Ali no canto o homem dá audiência e despacha como lorde em salão de castelo, nem sequer falta o secretário que, reverente na postura, lhe traz um por um os solicitantes.

Em certas tardes, hierática, esfíngica, de palidez nórdica e vestida de sedas que a cobrem por inteiro, senta-se com ele uma estrangeira a quem nunca se ouviu palavra. Dizem-na uns concubina, garantem outros que é a mulher do capital e mais rica do que as Arábias. Certas manhãs, antes de o Sol nascer, vêem-na agachar-se junto da piscina, virada para o nascente, em pose de ioga e olhos fechados, murmurando como se estivesse a rezar.

Subitamente desaparecem ambos. Ouve-se então que viajaram para o estrangeiro, e como de costume os foram levar a Valladolid, onde ele deixa o seu avião particular, grande demais para os aeroportos da vizinhança.

Rocambolesca história, imperdível personagem que vai pelos cafés prometendo empregos, regalos, mordomias, apontando ao séquito onde planeia construir isto, mudar aquilo, fazer novo, derrubar o caduco, garantindo que a este duplicará o salário, aquele passará a chefe dos seguranças ou dos bombeiros, ao miúdo atilado vai pagar os estudos, o filho da viúva pode abrir a garagem, trabalho de sobra.

Que a farsa só pode acabar mal augurei-o a uns hóspedes que insistiam na minha concordância e me acharam escusadamente céptico, derrotista, descrente do que mostram os jornais e umas quantas vezes já deu na televisão. Porque a coisa, garantem, vai em acelerado, passou a Assembleia da República, o mês passado foi entregue ao ministro.

Assim será, mas eu há muito perdi a capacidade de me maravilhar, a vida curou-me de sonhos, fez barrela do que na minha inocência e ignorância tive de teias de aranha e ingenuidade patriótica.

Bem gostaria que fosse doutro modo, e talvez um dia, chegando a velho, me sinta capaz de menos azedume, aprenda a limar arestas e a fazer concessões. Por enquanto, todavia, cada esperança que me dou, ilusão que acalento, promessa que me juram, quase sempre parece ter de vir acompanhada do seu contrário, a ponto que às vezes duvido do meu sentido do real e da capacidade que suponho ter para ajuizar as acções e os intentos alheios.

A advogada que trata da indemnização dos terrenos que a barragem irá submergir é caso exemplar da minha fraca sintonia com o semelhante, dando-me por vezes a impressão de que não falamos a mesma língua, nem às palavras e aos modos damos igual significado.

Vai em quase um ano que o assunto começou, passa de três semanas que cheguei, mas rara é a ocasião em que não tenha de desfazer o feito, recomeçar o que julgava pronto, acrescentar isto, registar uma vez mais aquilo, satisfazer exigências que desafiam o entendimento. A assinaturas, relatórios, pareceres, carimbos e certidões perdi a conta, para paz de espírito já não discuto honorários nem taxas.

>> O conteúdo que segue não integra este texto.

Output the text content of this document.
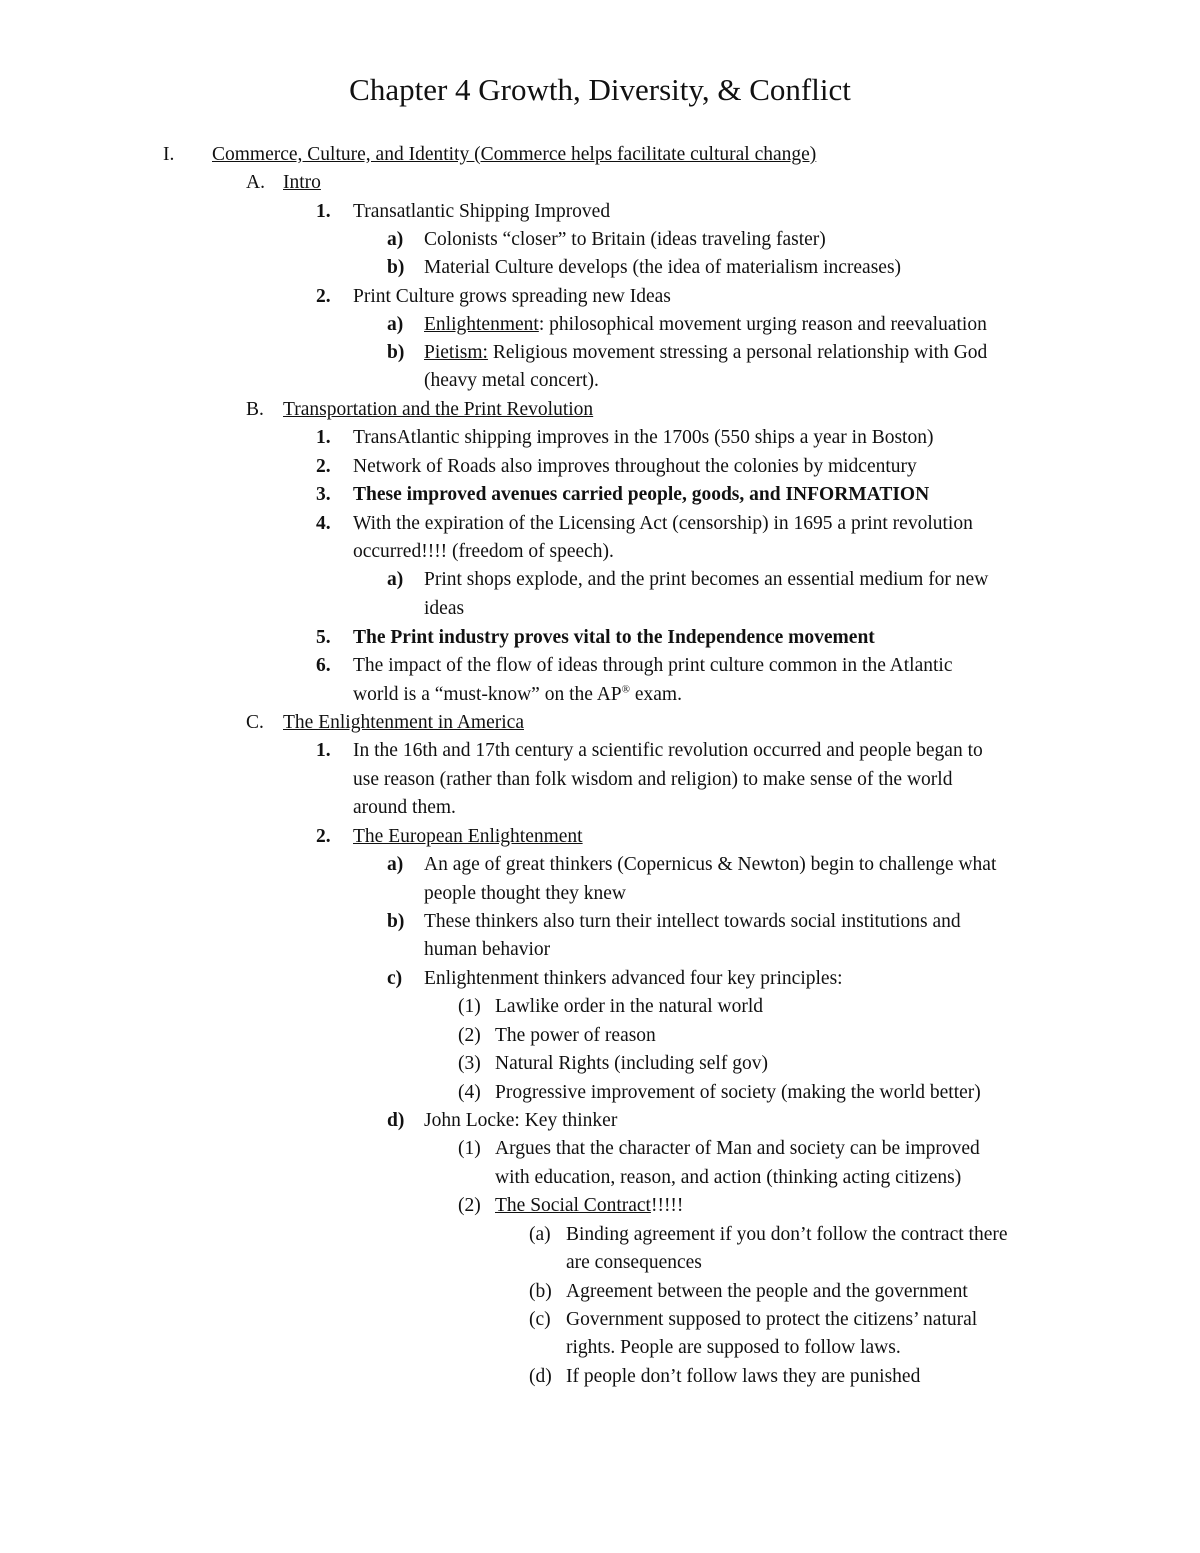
Chapter 4 Growth, Diversity, & Conflict
I. Commerce, Culture, and Identity (Commerce helps facilitate cultural change)

A. Intro

1. Transatlantic Shipping Improved

a) Colonists “closer” to Britain (ideas traveling faster)

b) Material Culture develops (the idea of materialism increases)

2. Print Culture grows spreading new Ideas

a) Enlightenment: philosophical movement urging reason and reevaluation

b) Pietism: Religious movement stressing a personal relationship with God

(heavy metal concert).

B. Transportation and the Print Revolution

1. TransAtlantic shipping improves in the 1700s (550 ships a year in Boston)

2. Network of Roads also improves throughout the colonies by midcentury

3. These improved avenues carried people, goods, and INFORMATION

4. With the expiration of the Licensing Act (censorship) in 1695 a print revolution

occurred!!!! (freedom of speech).

a) Print shops explode, and the print becomes an essential medium for new

ideas

5. The Print industry proves vital to the Independence movement

6. The impact of the flow of ideas through print culture common in the Atlantic

world is a “must-know” on the AP® exam.

C. The Enlightenment in America

1. In the 16th and 17th century a scientific revolution occurred and people began to

use reason (rather than folk wisdom and religion) to make sense of the world

around them.

2. The European Enlightenment

a) An age of great thinkers (Copernicus & Newton) begin to challenge what

people thought they knew

b) These thinkers also turn their intellect towards social institutions and

human behavior

c) Enlightenment thinkers advanced four key principles:

(1) Lawlike order in the natural world

(2) The power of reason

(3) Natural Rights (including self gov)

(4) Progressive improvement of society (making the world better)

d) John Locke: Key thinker

(1) Argues that the character of Man and society can be improved

with education, reason, and action (thinking acting citizens)

(2) The Social Contract!!!!!

(a) Binding agreement if you don’t follow the contract there

are consequences

(b) Agreement between the people and the government

(c) Government supposed to protect the citizens’ natural

rights. People are supposed to follow laws.

(d) If people don’t follow laws they are punished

Se há necessidade vemo-nos no seu escritório, num ou noutro dia convido-a para jantar aqui, e desde o começo pelos vistos reparou que a paciência não é o meu forte, pois só já traz a papelada urgente, reduz ao preciso a informação sobre o que pomposamente insiste em chamar «os trâmites», e aligeira a conversa ou desvia-a para o Meças, curiosa de saber do meu interesse pelo sujeito de má fama e, fora o sermos do mesmo lugar, que relação terei com ele.

Não me esquivo à resposta, fico por dizer-lhe que é assunto pessoal, se por acaso houver motivo para isso a seu tempo o saberá.

Cala-se, escondendo mal o amuo, pouco habituada a respostas directas, mais à vontade nos circunlóquios e fórmulas da sua profissão, mas não desiste: faz um rodeio, fala de ninharias, volta ao Meças. Adivinhando o jogo, e como por tão pouco não vou perder a calma, repito bem-humorado as minhas razões, mudo o assunto.

Foi assim que no terraço, depois do jantar, a acendermos os cigarros, olhando o negrume das fileiras de montes, ela acabou por falar de si própria.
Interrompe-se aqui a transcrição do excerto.